Film Review: ‘A Quiet Place: Part II’
by Ben Martin
To say A Quiet Place was one of the most surprising and impressive films of 2018 would be an understatement. That original film was not only unique; it was also one of the few horror films with which I’ve been able to connect emotionally. As a result, the announcement of the follow-up in review made me a bit weary. Why mess with near subgenre perfection? What if a sequel proved the premise to be a one-trick pony? But, of course, A Quiet Place‘s grossing nearly $350 million at the worldwide box office on a modest $17 million production budget demands a sequel—a sequel which, like many other movies, has been long delayed by COVID-19.

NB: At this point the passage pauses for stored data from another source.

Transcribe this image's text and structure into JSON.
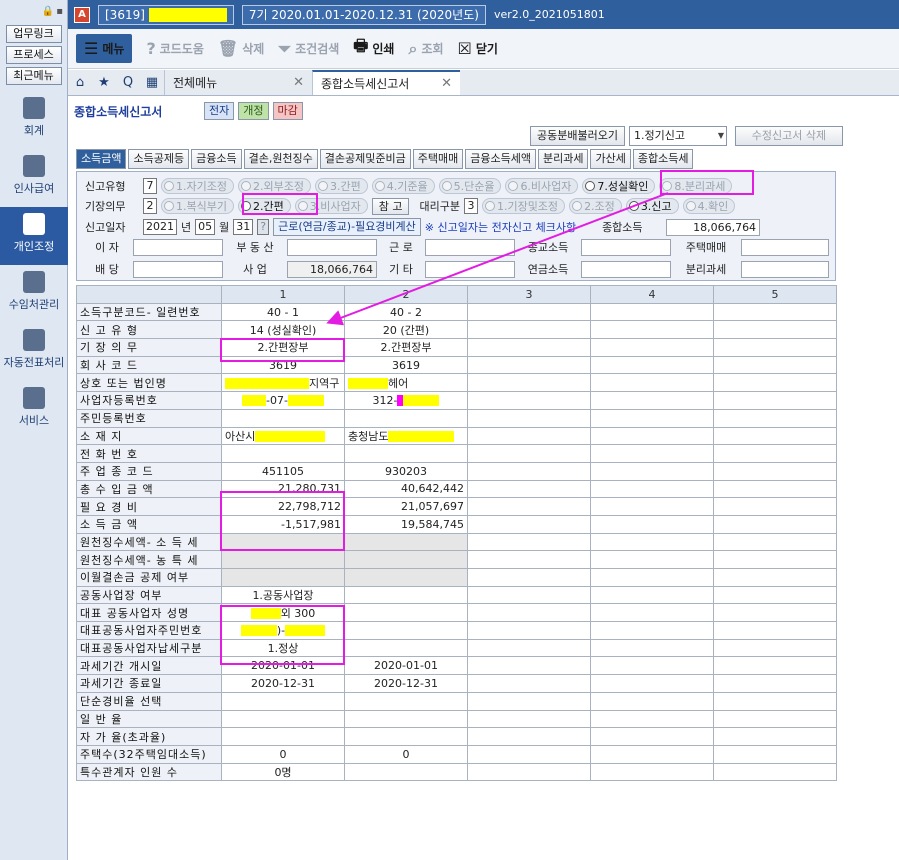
{
  "sidebar": {
    "quick": [
      "업무링크",
      "프로세스",
      "최근메뉴"
    ],
    "nav": [
      {
        "label": "회계",
        "icon": "calculator-icon",
        "active": false
      },
      {
        "label": "인사급여",
        "icon": "person-money-icon",
        "active": false
      },
      {
        "label": "개인조정",
        "icon": "person-icon",
        "active": true
      },
      {
        "label": "수임처관리",
        "icon": "building-icon",
        "active": false
      },
      {
        "label": "자동전표처리",
        "icon": "database-icon",
        "active": false
      },
      {
        "label": "서비스",
        "icon": "monitor-icon",
        "active": false
      }
    ]
  },
  "titlebar": {
    "company_code": "[3619]",
    "period": "7기 2020.01.01-2020.12.31 (2020년도)",
    "version": "ver2.0_2021051801"
  },
  "toolbar": {
    "menu": "메뉴",
    "help": "코드도움",
    "delete": "삭제",
    "search_condition": "조건검색",
    "print": "인쇄",
    "lookup": "조회",
    "close": "닫기"
  },
  "tabs": {
    "main_menu": "전체메뉴",
    "active": "종합소득세신고서"
  },
  "form": {
    "title": "종합소득세신고서",
    "badges": [
      "전자",
      "개정",
      "마감"
    ],
    "joint_button": "공동분배불러오기",
    "filing_select": "1.정기신고",
    "delete_amend": "수정신고서 삭제"
  },
  "subtabs": [
    "소득금액",
    "소득공제등",
    "금융소득",
    "결손,원천징수",
    "결손공제및준비금",
    "주택매매",
    "금융소득세액",
    "분리과세",
    "가산세",
    "종합소득세"
  ],
  "options": {
    "filing_type_label": "신고유형",
    "filing_type_value": "7",
    "filing_types": [
      "1.자기조정",
      "2.외부조정",
      "3.간편",
      "4.기준율",
      "5.단순율",
      "6.비사업자",
      "7.성실확인",
      "8.분리과세"
    ],
    "bookkeeping_label": "기장의무",
    "bookkeeping_value": "2",
    "bookkeeping": [
      "1.복식부기",
      "2.간편",
      "3.비사업자"
    ],
    "ref_button": "참 고",
    "agent_label": "대리구분",
    "agent_value": "3",
    "agent": [
      "1.기장및조정",
      "2.조정",
      "3.신고",
      "4.확인"
    ],
    "filing_date_label": "신고일자",
    "year": "2021",
    "year_unit": "년",
    "month": "05",
    "month_unit": "월",
    "day": "31",
    "help_q": "?",
    "expense_button": "근로(연금/종교)-필요경비계산",
    "note": "※ 신고일자는 전자신고 체크사항",
    "total_income_label": "종합소득",
    "total_income_value": "18,066,764",
    "interest_label": "이 자",
    "real_estate_label": "부 동 산",
    "labor_label": "근 로",
    "religion_label": "종교소득",
    "house_label": "주택매매",
    "dividend_label": "배 당",
    "business_label": "사 업",
    "business_value": "18,066,764",
    "other_label": "기 타",
    "pension_label": "연금소득",
    "separate_label": "분리과세"
  },
  "grid": {
    "columns": [
      "",
      "1",
      "2",
      "3",
      "4",
      "5"
    ],
    "rows": [
      {
        "label": "소득구분코드- 일련번호",
        "c1": "40 - 1",
        "c2": "40 - 2"
      },
      {
        "label": "신 고 유 형",
        "c1": "14 (성실확인)",
        "c2": "20 (간편)"
      },
      {
        "label": "기 장 의 무",
        "c1": "2.간편장부",
        "c2": "2.간편장부"
      },
      {
        "label": "회 사 코 드",
        "c1": "3619",
        "c2": "3619"
      },
      {
        "label": "상호 또는 법인명",
        "c1": "지역구",
        "c2": "헤어"
      },
      {
        "label": "사업자등록번호",
        "c1": "-07-",
        "c2": "312-"
      },
      {
        "label": "주민등록번호",
        "c1": "",
        "c2": ""
      },
      {
        "label": "소 재 지",
        "c1": "아산시",
        "c2": "충청남도"
      },
      {
        "label": "전 화 번 호",
        "c1": "",
        "c2": ""
      },
      {
        "label": "주 업 종 코 드",
        "c1": "451105",
        "c2": "930203"
      },
      {
        "label": "총 수 입 금 액",
        "c1": "21,280,731",
        "c2": "40,642,442"
      },
      {
        "label": "필 요 경 비",
        "c1": "22,798,712",
        "c2": "21,057,697"
      },
      {
        "label": "소 득 금 액",
        "c1": "-1,517,981",
        "c2": "19,584,745"
      },
      {
        "label": "원천징수세액- 소 득 세",
        "c1": "",
        "c2": ""
      },
      {
        "label": "원천징수세액- 농 특 세",
        "c1": "",
        "c2": ""
      },
      {
        "label": "이월결손금 공제 여부",
        "c1": "",
        "c2": ""
      },
      {
        "label": "공동사업장 여부",
        "c1": "1.공동사업장",
        "c2": ""
      },
      {
        "label": "대표 공동사업자 성명",
        "c1": "외 300",
        "c2": ""
      },
      {
        "label": "대표공동사업자주민번호",
        "c1": ")-",
        "c2": ""
      },
      {
        "label": "대표공동사업자납세구분",
        "c1": "1.정상",
        "c2": ""
      },
      {
        "label": "과세기간 개시일",
        "c1": "2020-01-01",
        "c2": "2020-01-01"
      },
      {
        "label": "과세기간 종료일",
        "c1": "2020-12-31",
        "c2": "2020-12-31"
      },
      {
        "label": "단순경비율 선택",
        "c1": "",
        "c2": ""
      },
      {
        "label": "일 반 율",
        "c1": "",
        "c2": ""
      },
      {
        "label": "자 가 율(초과율)",
        "c1": "",
        "c2": ""
      },
      {
        "label": "주택수(32주택임대소득)",
        "c1": "0",
        "c2": "0"
      },
      {
        "label": "특수관계자 인원 수",
        "c1": "0명",
        "c2": ""
      }
    ]
  },
  "colors": {
    "accent": "#2f5f9c",
    "highlight": "#e21ce2",
    "mask": "#ffff00"
  }
}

Initially slated for release in March of last year, A Quiet Place: Part II finally hit theater and drive-in screens this past weekend to impressive audience turnout with all things considered. The sequel picks up shortly after the events of its predecessor and finds The Abbott’s on the move in the apocalyptic landscape. Eventually, the remaining family members make contact with their friend from the before times as it were- Emmett (Cillian Murphy). After pleading with him, Emmett begrudgingly takes in The Abbott’s temporarily. However, a series of incidents soon forces the unit to separate. As a result, Regan Abbott (Millicent Simmonds) and Emmett leave their relative safety to get help. At the same time, Evelyn Abbott (Emily Blunt), her son Marcus (Noah Jupe), and the baby remain in hiding from the audibly sensitive creatures.
I’ll go ahead and say this upfront – I underestimated much of this sequel’s potential. Like its predecessor, A Quiet Place: Part II is exceptionally well-directed by John Krasinski, who’s once again pulling triple duty as writer/director/actor. In doing so, he delivers a taut and often emotional picture. As a result, this sequel makes for an exciting and touching night at the movies. Moreover, this sequel justifies its existence in its thesis. That being the importance of the bond between not only biological but surrogate family as well. Family units of which are all once again wonderfully portrayed by a cast with an emotional poignancy, I’ve not seen in the genre since Hereditary (2018), which was released mere months after the original Quiet Place.
However, for everything this second installment does so well, it can’t help but have some issues for one simple reason. A Quiet Place: Part II is a sequel in every sense. Thus, its world, and the stakes and characters within it frankly, feel somewhat diluted this time around. A prime example is that there are events in the film that could become genuinely dreadful. Alas, we know punches will be pulled because this is indeed a PG-13 movie distributed by a major studio in Paramount Pictures. It also doesn’t help that this sequel is very set-piece driven, which doesn’t seem to leave as much room for the characters as I would have liked. Well, with the notable exception of Simmonds, who, yet again, proves to be Oscar-worthy in her role. She does more with little-to-no dialogue than most actors could do with pages of wonderful lines.
Of course, this sequel’s most significant issue is that it’s clearly the second part of an apparently intended trilogy. Now, while there can be wholly satisfying second acts in trilogies such as The Godfather, Part II (1974), Spider-Man 2 (2004), or The Dark Knight (2008). Sadly, though, the movie in review is not one of these. On the contrary, A Quiet Place: Part II cuts itself short after proving its thesis and necessary existence as a sequel. Even still, this is certainly a film worth watching if you’re so inclined; just expect somewhat diminishing returns.
A Quiet Place: Part II is now playing only in theaters.